Son yazımda İslamiyet’e dair yazılmış bir tek kelime, bir tek eleştiri yok.
Yazıdaki eleştiri tarihleri boyunca her fırsatta hem kardeşlerini, hem de dindaşlarını kıtır kıtır doğrayan, doğramadan önce ve doğradıktan sonra da Fatiha okuyan Arapların ve KKTC’de kurulacak İlahiyat Koleji’nde Türk çocuklarına Arapça öğretilmesi üzerine...
Muhterem algılama özürlü vatandaşlarım:
Araplar ve Arapça “İslam Dini” demek değildir, bilmem terbiyesizlik etmeden anlayabiliyor musunuz???
İslam Dini bir vesileyle Arabistan’da doğmuş olabilir, ama Arapların babalarının tapulu malı değildir, bilmem terbiyesizlik etmeden ve dedelerinizi kıtır kıtır doğrayan Arapları korumaya çalışmadan anlayabiliyor musunuz???
Arapça da öyle sizin özdeşleştirdiğiniz gibi, İslam Dini demek değildir.
Araplar da, hani şu sizin diliniz olan Türkçe’yi kendi çocuklarına öğretmeyi tarih boyunca hiç akıllarından geçirmemiş olan, Yemen’de, Ortadoğu çöllerinde İngilizlerle, Fransızlarla bir olup da dedelerinizi dilim dilim doğramış olan, hala bugün olmuş PKK’ya açık ve saçık destek veren Araplar, sizin hiç mi hiç sevdalınız da değildir, bilmem terbiyesizlik etmeden bunu da anlayabiliyor musunuz?

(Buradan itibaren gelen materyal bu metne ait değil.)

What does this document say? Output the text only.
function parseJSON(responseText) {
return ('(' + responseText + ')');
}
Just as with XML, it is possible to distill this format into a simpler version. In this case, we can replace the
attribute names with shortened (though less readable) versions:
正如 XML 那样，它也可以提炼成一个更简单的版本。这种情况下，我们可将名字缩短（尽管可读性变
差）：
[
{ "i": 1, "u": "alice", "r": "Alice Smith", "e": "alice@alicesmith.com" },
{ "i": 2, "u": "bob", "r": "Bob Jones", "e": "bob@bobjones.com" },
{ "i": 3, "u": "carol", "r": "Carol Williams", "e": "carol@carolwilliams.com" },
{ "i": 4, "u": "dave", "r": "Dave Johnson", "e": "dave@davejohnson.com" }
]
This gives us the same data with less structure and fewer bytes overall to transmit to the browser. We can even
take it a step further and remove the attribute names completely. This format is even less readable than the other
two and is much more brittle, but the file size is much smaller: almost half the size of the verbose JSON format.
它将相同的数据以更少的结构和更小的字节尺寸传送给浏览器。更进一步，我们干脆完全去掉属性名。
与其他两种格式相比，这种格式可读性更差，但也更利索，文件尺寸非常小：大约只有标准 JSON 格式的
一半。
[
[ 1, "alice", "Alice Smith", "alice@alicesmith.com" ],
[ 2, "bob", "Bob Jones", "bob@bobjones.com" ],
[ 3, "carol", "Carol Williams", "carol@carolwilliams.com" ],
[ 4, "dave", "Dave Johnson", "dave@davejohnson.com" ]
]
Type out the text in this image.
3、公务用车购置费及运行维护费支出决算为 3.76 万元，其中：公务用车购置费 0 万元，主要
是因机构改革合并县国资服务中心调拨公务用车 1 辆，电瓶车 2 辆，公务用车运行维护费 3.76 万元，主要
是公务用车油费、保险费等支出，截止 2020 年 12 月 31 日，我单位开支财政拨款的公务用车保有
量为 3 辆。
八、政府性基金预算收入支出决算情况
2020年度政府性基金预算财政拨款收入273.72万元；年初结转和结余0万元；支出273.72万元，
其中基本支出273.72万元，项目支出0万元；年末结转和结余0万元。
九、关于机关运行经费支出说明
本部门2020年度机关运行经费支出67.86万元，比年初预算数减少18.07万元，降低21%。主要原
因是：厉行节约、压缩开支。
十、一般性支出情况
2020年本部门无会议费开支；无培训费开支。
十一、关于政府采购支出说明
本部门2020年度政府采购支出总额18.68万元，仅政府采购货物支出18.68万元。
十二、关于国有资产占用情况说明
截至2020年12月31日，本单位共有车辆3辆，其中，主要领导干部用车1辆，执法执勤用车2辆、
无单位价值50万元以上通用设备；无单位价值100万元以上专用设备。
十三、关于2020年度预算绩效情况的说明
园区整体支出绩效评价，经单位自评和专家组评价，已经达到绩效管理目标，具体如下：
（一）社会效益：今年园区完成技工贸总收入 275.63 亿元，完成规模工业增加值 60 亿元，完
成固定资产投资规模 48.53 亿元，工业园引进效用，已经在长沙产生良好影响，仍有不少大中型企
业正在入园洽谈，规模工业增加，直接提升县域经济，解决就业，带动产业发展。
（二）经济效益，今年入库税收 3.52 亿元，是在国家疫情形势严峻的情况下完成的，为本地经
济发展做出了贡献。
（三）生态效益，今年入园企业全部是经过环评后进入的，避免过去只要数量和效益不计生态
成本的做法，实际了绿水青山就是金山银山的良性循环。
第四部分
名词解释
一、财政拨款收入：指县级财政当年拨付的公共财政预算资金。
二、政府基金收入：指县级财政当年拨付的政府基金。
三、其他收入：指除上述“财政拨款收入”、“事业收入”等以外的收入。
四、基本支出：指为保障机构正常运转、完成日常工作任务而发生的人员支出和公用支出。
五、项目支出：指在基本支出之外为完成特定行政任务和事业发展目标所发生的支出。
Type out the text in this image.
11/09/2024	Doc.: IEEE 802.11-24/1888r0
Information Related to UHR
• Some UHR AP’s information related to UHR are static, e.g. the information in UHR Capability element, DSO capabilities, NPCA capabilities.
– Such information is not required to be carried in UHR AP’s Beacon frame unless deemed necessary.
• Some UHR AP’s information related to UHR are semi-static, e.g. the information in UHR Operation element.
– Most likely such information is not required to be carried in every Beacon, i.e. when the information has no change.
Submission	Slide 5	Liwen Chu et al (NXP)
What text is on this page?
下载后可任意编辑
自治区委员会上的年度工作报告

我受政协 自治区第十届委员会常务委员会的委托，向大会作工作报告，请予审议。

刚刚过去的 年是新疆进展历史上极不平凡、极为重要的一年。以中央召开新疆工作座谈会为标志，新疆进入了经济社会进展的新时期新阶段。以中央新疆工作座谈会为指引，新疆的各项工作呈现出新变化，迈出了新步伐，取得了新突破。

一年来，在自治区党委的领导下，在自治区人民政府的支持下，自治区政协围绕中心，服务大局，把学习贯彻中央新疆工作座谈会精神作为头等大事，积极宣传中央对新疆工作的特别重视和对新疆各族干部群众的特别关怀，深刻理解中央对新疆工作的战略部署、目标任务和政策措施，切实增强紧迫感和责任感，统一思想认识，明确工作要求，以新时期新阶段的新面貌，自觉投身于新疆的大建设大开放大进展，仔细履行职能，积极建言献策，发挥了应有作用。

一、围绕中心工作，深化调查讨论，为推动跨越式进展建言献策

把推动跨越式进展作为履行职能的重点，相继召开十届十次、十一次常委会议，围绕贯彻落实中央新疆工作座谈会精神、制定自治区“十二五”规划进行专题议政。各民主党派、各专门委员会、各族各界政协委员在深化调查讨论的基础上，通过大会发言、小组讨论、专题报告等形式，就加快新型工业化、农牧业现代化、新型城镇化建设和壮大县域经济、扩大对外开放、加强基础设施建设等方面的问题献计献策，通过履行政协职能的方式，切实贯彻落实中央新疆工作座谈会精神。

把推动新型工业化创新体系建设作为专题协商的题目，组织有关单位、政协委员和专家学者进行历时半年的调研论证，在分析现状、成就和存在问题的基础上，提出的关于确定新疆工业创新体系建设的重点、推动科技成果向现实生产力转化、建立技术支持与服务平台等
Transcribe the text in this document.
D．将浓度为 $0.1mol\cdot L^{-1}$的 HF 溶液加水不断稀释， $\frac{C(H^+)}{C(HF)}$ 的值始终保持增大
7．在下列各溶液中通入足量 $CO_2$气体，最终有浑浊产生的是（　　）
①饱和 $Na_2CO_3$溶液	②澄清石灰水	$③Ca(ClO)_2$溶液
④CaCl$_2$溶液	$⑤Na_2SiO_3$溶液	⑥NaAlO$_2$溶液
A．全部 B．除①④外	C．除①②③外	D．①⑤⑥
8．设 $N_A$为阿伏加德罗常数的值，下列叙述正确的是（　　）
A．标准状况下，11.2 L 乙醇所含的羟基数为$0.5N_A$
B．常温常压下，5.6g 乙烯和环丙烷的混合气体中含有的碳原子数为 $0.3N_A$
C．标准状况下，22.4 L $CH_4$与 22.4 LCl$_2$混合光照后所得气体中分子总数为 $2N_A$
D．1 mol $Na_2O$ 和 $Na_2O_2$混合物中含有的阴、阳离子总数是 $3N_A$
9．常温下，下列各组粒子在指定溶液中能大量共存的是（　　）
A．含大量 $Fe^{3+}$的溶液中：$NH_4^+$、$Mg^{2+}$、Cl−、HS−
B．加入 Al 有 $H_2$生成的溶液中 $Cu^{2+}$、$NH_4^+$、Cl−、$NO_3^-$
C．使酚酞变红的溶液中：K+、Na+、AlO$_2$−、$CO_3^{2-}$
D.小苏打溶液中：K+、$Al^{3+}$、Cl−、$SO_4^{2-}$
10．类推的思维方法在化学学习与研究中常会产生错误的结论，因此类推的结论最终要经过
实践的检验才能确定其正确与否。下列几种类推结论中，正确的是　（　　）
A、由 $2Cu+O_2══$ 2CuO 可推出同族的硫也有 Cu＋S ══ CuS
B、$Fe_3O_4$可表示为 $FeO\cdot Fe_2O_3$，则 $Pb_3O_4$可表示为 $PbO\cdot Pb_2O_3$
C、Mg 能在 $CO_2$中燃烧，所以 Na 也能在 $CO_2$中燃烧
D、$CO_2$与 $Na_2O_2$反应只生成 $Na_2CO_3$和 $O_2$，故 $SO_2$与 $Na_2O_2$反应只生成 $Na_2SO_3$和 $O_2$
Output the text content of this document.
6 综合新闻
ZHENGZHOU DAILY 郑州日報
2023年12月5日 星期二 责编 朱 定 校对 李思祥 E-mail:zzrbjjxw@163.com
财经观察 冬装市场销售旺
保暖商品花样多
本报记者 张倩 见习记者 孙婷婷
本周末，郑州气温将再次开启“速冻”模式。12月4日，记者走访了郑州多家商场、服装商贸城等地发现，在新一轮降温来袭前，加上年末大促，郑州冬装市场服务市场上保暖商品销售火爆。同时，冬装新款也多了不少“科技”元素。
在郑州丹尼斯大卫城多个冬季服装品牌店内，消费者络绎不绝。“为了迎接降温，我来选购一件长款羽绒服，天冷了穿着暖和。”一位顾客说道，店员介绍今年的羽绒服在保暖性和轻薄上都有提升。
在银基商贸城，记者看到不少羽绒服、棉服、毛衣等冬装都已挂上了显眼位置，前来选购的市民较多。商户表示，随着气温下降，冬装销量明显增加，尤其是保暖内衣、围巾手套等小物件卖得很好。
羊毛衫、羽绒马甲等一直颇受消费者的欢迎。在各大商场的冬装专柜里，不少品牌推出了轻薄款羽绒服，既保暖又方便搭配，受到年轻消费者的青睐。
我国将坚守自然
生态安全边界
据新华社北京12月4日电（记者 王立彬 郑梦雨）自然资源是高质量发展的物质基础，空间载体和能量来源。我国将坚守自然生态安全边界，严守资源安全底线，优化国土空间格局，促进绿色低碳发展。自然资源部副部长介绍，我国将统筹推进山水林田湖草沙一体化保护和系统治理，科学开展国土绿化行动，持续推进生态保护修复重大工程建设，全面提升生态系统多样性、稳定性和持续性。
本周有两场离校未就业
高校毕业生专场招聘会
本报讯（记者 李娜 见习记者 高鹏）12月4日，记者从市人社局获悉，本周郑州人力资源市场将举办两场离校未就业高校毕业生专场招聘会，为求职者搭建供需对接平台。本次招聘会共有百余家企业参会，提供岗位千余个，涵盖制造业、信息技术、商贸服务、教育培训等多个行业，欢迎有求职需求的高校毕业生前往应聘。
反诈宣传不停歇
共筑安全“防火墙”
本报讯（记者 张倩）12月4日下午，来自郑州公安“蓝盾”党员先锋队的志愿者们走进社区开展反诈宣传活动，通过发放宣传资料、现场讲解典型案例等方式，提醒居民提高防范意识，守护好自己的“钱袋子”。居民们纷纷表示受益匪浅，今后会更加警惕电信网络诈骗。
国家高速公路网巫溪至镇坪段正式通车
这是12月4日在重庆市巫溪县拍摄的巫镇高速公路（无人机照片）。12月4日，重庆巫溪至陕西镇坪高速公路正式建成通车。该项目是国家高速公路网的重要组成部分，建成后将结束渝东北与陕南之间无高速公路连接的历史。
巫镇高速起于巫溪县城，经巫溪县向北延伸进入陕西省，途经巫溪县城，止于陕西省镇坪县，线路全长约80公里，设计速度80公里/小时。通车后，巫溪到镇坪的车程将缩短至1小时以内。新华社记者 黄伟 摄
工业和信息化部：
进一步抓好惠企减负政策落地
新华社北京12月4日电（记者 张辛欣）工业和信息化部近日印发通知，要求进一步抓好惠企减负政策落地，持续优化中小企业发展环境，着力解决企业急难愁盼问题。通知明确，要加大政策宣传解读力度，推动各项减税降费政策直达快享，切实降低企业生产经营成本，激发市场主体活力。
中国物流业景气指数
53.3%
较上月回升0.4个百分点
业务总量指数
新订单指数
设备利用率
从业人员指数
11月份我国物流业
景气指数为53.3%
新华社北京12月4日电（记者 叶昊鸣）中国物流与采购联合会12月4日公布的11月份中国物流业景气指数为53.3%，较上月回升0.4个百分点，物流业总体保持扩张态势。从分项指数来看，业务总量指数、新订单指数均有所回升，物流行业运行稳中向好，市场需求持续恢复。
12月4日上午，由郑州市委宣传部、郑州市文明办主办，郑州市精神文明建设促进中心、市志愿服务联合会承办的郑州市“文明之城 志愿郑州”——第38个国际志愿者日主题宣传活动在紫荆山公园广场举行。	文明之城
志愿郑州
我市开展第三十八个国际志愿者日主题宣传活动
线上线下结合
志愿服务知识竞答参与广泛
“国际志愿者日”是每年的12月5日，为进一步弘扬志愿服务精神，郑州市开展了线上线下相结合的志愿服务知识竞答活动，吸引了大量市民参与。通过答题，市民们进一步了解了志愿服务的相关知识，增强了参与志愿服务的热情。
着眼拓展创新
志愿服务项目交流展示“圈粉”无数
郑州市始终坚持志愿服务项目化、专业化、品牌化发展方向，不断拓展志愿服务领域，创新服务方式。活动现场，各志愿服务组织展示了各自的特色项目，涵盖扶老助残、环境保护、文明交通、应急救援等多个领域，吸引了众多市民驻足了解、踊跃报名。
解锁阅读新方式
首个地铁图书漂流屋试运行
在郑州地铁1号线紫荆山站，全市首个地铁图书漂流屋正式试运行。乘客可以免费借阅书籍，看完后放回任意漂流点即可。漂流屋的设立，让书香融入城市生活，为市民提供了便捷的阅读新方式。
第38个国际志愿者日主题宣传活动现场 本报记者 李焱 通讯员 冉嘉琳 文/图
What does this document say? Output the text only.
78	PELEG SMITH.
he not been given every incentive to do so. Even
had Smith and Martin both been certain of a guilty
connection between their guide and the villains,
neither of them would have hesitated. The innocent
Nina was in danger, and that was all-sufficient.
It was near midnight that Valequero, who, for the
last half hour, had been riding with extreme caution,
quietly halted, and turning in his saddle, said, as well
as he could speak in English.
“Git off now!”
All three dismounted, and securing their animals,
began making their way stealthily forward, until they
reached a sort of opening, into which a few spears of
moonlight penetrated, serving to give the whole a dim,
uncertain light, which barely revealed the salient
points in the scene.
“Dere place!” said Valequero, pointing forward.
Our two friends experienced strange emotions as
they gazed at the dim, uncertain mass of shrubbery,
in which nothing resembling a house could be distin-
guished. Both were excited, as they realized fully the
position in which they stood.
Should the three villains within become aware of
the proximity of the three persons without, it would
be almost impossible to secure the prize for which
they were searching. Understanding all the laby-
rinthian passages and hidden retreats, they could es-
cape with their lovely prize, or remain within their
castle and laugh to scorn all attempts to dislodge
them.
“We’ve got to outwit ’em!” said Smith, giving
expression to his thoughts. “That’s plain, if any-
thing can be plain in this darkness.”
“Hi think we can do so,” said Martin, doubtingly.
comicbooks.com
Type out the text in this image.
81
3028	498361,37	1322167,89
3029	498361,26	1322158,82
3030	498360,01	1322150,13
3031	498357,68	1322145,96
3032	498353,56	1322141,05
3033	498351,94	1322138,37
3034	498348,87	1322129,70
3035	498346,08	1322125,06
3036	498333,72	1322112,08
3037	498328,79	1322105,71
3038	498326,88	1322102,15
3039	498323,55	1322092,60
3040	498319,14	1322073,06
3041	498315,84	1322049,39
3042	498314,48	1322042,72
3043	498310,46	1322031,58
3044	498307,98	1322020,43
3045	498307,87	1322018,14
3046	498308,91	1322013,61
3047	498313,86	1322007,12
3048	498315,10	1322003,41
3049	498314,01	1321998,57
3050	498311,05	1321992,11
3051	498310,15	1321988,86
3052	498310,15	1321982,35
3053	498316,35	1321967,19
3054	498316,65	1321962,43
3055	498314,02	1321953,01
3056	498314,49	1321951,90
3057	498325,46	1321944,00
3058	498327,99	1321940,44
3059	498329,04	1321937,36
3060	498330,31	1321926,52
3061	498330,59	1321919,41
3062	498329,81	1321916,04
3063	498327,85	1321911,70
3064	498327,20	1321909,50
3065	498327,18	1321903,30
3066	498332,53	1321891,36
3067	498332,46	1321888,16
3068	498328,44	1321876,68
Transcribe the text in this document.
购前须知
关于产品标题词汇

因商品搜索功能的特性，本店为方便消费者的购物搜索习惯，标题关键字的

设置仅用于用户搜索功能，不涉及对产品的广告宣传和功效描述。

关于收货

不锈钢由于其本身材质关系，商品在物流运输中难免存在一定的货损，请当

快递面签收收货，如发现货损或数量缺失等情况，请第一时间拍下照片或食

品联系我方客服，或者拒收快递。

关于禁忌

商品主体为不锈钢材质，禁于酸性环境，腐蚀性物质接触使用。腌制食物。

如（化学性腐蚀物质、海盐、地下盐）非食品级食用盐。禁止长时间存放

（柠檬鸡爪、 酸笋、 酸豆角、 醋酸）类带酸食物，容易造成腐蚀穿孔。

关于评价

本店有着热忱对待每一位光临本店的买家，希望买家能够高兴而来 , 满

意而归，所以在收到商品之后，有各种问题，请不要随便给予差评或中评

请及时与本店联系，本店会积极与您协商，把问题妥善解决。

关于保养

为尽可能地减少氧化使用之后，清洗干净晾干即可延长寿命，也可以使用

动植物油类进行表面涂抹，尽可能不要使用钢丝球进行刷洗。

Arapların Türklere karşı tarihte yaptığı ve halen yapmakta olduğu en büyük katliamlara gelince...
Envai tür ahlaksızlığın fırıl fırıl yapıldığı Türk icadı pembe dizileri ağzınız bir karış açık izlemeyi, her türlü magandalığın sergilendiği futbol maçlarında bir takım kazandı diye yollarda ter ter tepinmeyi, kimin eli kimin cebinde, kimin gözü kiminle oynaşta konusundan başka bir hava kesmekten öteye gidemeyen kahvehane lakırdılarını kenara bırakıp da:
Milattan sonra 670 ve 740 arasındaki Türk-Arap ilişkilerini inceleyecek kadar yüreği ve kafası çalışanlar, özellikle de Taberi ve Zekeriya Kitapçı gibi dağarcığı en zengin İslamiyet tarihçisi yazarların yaptıkları engin araştırmalara bakma zahmetinde bulunanlar, Arapların Türklere karşı Seyhun-Ceyhun nehirleri arasındaki bölgede, Semerkant’da, Buhara’da, Horasan’da, Talkan’da, Curcan’da, Taberistan’da ve daha birçok yerde İslamiyet’i yayacak diye ganimet peşinde koşan Arap çapulcularının onbinlerce Türkü nasıl katlettiğini öğrenebilirler...
Hem de Türk Ulusu’nun köküne kibrit suyu dökecek şekilde nasıl katledildiğini, kesilen binlerce Türk’ün kellesinden nasıl dağlar yaratıldığını, an be an öğrenebilirler...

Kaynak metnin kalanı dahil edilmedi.